Don't kick me again for American propaganda
For lovers "Americans are so stupid" and adherents of the next "budget cut" (the American one: why worry so much?) I recall recent stories:
Pasta Monster Ilona Mask, or the logical result of the adventure.
- hire a chatty dude with shining eyes,
- hire a team of PR people, designers and other energetic as well as unprincipled people,
- register a private company in California, and this private company is not obliged to disclose the nuances of their financial health (gygy).
In defense of the pasta monster Ilona Mask put in a word. Part of 1.
In defense of the pasta monster Ilona Mask put in a word. Part of 2.
How are you doing
brisk kid with arrogant eyes?Rotting with "his majesty railway gauge"?
I don’t have time to finish the article "Ilona Mask, a dimensionless stomach", I don’t keep up with the increased consumption of contracts for Space X launches.
We could write about our successes. Well, for example, "Students from "Skolkovo" blew up a rocket in Moscow ". Good topic?
Four students and graduates of the Moscow State Technical University named after Bauman constructed and launched a rocket in a warehouse in Yuzhnoportovaya Street in the south-east of Moscow. The tests were unsuccessful: the rocket exploded, her hand was torn off by a fragment of a nearby 54-year-old man.
About the state (rather deplorable, I must say) of the rocket and space of the Russian Federation wrote a lotthe aforementioned "lyric" Banshee.
About our other recent breakthroughs, probably, will tell my eternal search in the chat. "Operator".
No, of course, there are also successes (they almost overcame failure): I’ve been tormenting the article “Mars and Dragon” by rescuing Proton for a long time, probably, by the anniversary of the event I’ll master, laziness and some kind of brake:
The state secret in the Russian legislation is: information protected by the state in the field of its military, foreign policy, economic, intelligence, counterintelligence, operational-search activity, the spread of which can damage the state.

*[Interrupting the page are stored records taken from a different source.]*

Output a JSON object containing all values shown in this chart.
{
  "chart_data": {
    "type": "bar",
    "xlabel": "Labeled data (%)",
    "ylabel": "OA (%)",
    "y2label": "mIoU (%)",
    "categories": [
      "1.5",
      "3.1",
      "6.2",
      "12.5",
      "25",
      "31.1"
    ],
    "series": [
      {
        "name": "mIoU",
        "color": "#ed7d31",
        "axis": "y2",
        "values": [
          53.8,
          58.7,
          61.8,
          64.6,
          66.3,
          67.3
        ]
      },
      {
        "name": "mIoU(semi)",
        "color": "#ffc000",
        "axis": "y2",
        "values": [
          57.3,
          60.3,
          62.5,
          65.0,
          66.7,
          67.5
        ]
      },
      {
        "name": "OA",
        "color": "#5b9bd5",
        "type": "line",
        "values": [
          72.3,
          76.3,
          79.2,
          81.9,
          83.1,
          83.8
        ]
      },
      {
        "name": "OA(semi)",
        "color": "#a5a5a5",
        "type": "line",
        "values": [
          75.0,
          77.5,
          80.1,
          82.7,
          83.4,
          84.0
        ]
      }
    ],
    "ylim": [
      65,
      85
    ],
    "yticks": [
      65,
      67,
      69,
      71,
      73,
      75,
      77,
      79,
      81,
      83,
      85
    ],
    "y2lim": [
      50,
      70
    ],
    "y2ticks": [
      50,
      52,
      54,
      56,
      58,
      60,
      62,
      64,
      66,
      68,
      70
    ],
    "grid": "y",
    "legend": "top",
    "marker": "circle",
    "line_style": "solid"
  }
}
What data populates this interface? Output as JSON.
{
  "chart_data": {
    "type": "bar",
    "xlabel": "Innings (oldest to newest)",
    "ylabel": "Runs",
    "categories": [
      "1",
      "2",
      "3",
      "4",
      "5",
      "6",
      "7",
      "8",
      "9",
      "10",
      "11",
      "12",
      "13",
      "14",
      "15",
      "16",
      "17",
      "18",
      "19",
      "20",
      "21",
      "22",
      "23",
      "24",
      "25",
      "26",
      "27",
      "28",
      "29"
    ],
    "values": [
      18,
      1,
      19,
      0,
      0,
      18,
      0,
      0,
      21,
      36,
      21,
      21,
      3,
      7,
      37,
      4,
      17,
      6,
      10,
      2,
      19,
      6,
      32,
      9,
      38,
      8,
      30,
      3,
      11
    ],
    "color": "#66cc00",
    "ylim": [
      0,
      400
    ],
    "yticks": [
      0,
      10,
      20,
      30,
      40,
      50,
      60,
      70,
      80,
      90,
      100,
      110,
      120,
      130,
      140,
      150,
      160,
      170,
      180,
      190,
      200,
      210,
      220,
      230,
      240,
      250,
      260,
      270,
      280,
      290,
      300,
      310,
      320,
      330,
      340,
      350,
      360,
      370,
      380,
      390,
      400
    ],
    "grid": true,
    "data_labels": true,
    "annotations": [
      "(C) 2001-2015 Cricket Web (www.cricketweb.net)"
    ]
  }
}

One of the variants of the "savior" is used in the world-famous combat ICBM, as if not to get the ears by the way.
In general, who was able to finish reading to the end, do not kick much, I am OUR, but in the rocket industry and in the caste of “space cabs”, serious changes are clearly ripe (this is a fact), and it’s very likely that the Russians are again very long . No matter how the horse died at all.
“Are these Russian missiles safe?”
- Well, as safe as possible for the people who gave us Chernobyl.
- Well, as safe as possible for the people who gave us Chernobyl.
And New Zealand has become a de facto space power. This two-year-old animated cartoon is already a reality given to us (New Zealanders) in a sensation.
Original sources, references, used documents, photos and videos
As always, danke schön Phillip Terekhov:
Waiting for the launch of the electric "Electron".
The Bridge, Iain Menzies Banks;
The Big Bang Theory, Howard Joel Wolowitz.